Monday, November 8, 2010
Last week, the Seventh Circuit issued an opinion concerning the All Writs Act in Thorogood v. Sears, Roebuck and Company (No. 10-2407). Suit 1 involved plaintiff Thorogood, who sued in the state court of Illinois. Sears, the defendant, removed to federal court, and the federal district judge, Judge Leinenweber, certified the class action. Plaintiff alleged that Sears engaged in deceptive advertising because its Kenmore-brand clothes dryer was not made entirely of stainless steel; the front part of the drum is made of a ceramic-coated mild steel, which isn’t stainless steel. Sears appealed Judge Leinenweber’s decision to certify the class and, on appeal, the Seventh Circuit decertified, calling the case “a notably weak candidate for class treatment.” (Thorogood Opinion at 5.) In particular, the Seventh Circuit held that common issues didn’t predominate because it was inconceivable that class members had a shared understanding of the advertisments. After decertification, Sears made a Rule 68 offer of judgment for $20,000 (even though the maximum damages Thorogood could recover under Tennessee law were $3,000). When the plaintiff refused, Judge Leinenweber dismissed the case since the offer exceeded the amount in controversy and mooted the case. Thorogood appealed and the Seventh Circuit affirmed the district court’s denial of attorneys’ fees and the dismissal of the suit.

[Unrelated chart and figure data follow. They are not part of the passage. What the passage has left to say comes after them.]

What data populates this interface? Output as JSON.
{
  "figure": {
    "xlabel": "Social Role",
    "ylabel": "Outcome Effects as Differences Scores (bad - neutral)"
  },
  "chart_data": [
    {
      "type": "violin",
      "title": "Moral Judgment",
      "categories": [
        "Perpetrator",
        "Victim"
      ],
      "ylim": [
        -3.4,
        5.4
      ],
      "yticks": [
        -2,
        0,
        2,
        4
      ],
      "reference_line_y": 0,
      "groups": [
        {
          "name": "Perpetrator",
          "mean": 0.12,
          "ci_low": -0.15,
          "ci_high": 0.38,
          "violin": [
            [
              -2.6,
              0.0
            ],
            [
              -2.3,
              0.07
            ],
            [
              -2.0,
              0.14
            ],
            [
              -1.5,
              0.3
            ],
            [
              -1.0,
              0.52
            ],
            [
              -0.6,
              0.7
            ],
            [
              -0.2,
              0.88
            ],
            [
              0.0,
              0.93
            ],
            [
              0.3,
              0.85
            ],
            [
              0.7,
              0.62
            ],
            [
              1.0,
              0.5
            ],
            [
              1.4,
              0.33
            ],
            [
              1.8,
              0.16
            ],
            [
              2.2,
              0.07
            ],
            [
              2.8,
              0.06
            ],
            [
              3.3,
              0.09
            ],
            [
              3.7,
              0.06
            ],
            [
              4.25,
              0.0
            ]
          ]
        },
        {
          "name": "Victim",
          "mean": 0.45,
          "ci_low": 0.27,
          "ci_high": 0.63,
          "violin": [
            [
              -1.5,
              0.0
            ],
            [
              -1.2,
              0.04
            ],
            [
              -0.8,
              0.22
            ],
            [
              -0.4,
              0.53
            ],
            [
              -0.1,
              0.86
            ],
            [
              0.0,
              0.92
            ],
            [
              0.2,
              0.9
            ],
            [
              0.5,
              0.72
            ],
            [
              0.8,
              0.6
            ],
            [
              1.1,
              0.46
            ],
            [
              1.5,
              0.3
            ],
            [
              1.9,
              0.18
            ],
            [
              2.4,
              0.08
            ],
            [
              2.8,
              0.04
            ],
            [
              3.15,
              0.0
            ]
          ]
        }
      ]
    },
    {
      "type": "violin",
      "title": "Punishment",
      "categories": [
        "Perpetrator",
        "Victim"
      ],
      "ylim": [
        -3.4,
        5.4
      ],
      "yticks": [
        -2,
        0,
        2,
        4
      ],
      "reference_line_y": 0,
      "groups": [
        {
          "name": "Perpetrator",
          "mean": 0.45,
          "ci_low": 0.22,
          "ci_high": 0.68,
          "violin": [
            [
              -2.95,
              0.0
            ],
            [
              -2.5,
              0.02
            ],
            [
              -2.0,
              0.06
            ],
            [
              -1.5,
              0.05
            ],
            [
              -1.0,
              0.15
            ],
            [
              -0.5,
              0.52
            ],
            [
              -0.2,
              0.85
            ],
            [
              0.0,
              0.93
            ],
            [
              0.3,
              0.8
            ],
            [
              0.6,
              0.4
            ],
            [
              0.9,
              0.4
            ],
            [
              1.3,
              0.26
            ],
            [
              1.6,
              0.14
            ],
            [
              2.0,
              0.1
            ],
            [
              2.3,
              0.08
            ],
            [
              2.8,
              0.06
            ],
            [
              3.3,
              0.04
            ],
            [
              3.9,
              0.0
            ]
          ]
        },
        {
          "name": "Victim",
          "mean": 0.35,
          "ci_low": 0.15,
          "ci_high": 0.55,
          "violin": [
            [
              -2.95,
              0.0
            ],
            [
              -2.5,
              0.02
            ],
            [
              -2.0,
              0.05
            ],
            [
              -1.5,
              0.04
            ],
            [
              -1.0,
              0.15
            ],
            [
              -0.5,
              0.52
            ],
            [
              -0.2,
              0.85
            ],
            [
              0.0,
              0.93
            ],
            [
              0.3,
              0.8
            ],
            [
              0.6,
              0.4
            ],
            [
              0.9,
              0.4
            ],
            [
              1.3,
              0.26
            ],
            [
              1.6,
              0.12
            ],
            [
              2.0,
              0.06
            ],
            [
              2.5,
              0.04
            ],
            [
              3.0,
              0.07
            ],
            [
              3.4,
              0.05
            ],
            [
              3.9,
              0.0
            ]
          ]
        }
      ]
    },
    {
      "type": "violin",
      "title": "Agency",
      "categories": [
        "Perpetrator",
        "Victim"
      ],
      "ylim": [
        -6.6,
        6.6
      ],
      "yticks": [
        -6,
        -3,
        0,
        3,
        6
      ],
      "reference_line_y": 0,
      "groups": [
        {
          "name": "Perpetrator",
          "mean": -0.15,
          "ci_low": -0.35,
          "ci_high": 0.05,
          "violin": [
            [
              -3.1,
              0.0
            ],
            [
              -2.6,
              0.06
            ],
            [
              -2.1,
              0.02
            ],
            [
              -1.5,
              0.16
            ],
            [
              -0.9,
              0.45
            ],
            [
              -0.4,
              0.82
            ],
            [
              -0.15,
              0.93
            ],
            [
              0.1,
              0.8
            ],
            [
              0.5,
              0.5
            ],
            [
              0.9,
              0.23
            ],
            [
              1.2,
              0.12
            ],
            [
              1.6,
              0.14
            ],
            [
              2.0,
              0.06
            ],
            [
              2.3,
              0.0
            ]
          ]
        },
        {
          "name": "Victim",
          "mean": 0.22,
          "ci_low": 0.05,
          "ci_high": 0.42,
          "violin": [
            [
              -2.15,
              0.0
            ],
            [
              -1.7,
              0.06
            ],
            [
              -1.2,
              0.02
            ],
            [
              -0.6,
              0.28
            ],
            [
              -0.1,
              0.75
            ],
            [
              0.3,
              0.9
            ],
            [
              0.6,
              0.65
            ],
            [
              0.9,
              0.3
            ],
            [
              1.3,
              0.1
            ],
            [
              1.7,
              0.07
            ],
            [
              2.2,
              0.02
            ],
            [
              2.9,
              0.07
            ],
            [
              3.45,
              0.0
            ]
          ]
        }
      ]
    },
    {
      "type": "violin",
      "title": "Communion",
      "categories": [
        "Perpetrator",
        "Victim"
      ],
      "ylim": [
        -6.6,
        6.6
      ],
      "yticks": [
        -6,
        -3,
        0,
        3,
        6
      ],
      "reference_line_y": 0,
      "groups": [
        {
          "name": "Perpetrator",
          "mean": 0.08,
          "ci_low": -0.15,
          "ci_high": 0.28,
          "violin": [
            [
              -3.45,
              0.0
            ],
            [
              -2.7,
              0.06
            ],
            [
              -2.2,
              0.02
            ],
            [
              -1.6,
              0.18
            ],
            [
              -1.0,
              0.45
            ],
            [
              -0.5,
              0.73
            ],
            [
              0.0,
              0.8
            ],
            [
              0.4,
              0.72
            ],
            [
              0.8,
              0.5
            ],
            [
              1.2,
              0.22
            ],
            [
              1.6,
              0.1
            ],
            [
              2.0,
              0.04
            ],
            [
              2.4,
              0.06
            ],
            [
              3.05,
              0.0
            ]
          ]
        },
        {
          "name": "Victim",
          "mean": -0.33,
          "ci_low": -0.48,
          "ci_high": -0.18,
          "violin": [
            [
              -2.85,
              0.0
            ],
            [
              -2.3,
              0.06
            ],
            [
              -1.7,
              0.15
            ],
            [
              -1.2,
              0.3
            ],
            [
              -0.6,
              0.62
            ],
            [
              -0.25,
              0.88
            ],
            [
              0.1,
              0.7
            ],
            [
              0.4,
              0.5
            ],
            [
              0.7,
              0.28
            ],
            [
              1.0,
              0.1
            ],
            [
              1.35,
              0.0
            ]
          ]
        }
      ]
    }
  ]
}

Thorogood’s counsel (Clinton Krislov) found another plaintiff (Murray) and filed another, similar putative class action suit against Sears in California state court, which Sears promptly removed and argued was barred by issue preclusion. In particular, Sears argued that the issue of whether the class could be certified had already been litigated and determined in the Illinois action. The district court judge in California, Judge Claudia Wilken, initially agreed. Plaintiffs’ counsel then amended the complaint and, according to Judge Wilken, sufficiently differentiated it from the complaint in Thorogood “to avoid the application of collateral estoppel.” (Murray v. Sears, Roebuck and Co., 2010 WL 3490214, at *4 (N.D. Cal. Sept. 3, 2010)).
Sears returned to the court in the Northern District of Illinois and asked Judge Leinenweber to enjoin the federal court in California from proceeding under the All Writs Act, 28 U.S.C. 1651(a). Judge Leinenweber, however, ruled that Sears could obtain adequate relief by pleading collateral estoppel in the California action. In a harshly worded opinion by Judge Posner, the Seventh Circuit reversed and enjoined class members and class counsel from further pursuing similar class action suits. Because the issue that was precluded was whether the action could be maintained as a class action, the ruling did not prevent class members from pursuing an individual suit.

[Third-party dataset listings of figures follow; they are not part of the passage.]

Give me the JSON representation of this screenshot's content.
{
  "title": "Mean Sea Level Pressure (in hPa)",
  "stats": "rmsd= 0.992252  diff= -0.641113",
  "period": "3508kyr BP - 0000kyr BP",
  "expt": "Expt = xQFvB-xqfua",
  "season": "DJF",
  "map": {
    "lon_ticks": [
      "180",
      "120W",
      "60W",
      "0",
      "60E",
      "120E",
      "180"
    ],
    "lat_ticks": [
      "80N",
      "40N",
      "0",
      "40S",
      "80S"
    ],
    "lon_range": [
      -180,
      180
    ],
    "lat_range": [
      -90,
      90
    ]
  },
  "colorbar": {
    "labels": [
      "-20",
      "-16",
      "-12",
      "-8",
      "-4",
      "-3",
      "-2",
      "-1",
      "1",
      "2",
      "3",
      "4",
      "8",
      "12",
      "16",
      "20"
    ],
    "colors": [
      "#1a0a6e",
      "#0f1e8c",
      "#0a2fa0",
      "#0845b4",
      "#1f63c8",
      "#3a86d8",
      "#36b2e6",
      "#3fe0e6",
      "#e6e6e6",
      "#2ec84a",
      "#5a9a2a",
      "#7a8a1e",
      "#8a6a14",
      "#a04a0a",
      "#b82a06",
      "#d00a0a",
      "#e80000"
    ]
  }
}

The result in this case isn’t surprising given Judge Easterbrook’s statement in In re Bridgestone/Firestone:
[W]hen federal litigation is followed by many duplicative state suits, it is sensible to handle the preclusive issue once and for all in the original case, rather than put the parties and state judges through an unproductive exercise. That these suits are multiplying suggests that some lawyers have adopted a strategy of filing in as many courts as necessary until a nationwide class comes into being and persists. (333 F.3d at 766)
Easterbrook’s statements here and Posner’s statements in Thorogood suggest that collateral estoppel doesn’t always do the trick. Even though issue preclusion should be determined by looking to the law that governed the issue in the first lawsuit (here federal law since the issue in question is whether to certify a class under FRCP 23), courts can come to different conclusions as to whether the issue in question is in fact the “same issue” (as did Judge Wilken in Murray).
These tactics were used somewhat more successfully before CAFA when state court cases couldn’t be removed to federal courts and the states could apply their own versions of Rule 23, which were often more forgiving than the federal version. When federal courts are faced with enjoining state courts, they’re restricted by the Anti-Injunction statute, which prohibits injunctions against state proceedings “except as expressly authorized by an Act of Congress, or where necessary in aid of its jurisdiction, or to protect or effectuate its judgments.” Historically, these exceptions have been narrowly construed.
Smith v. Bayer Corp., which is currently pending before the U.S. Supreme Court, might affect the scope of the Thorogood injunction, though it wouldn’t change the result that Murray’s case cannot proceed. Smith v. Bayer Corp. deals with the more classic injunction scenario of whether Baycol plaintiffs can bring a class action in West Virginia state court after the federal judge in the MDL action denied class certification on similar issues. In other words, Smith v. Bayer Corp. addresses whether a federal court can enjoin a state court, not whether a federal court can enjoin another federal court (the primary question in Thorogood). As Posner indicates, Smith may change the scope of the Thorogood injunction, which currently prevents copycat suits in state and federal courts.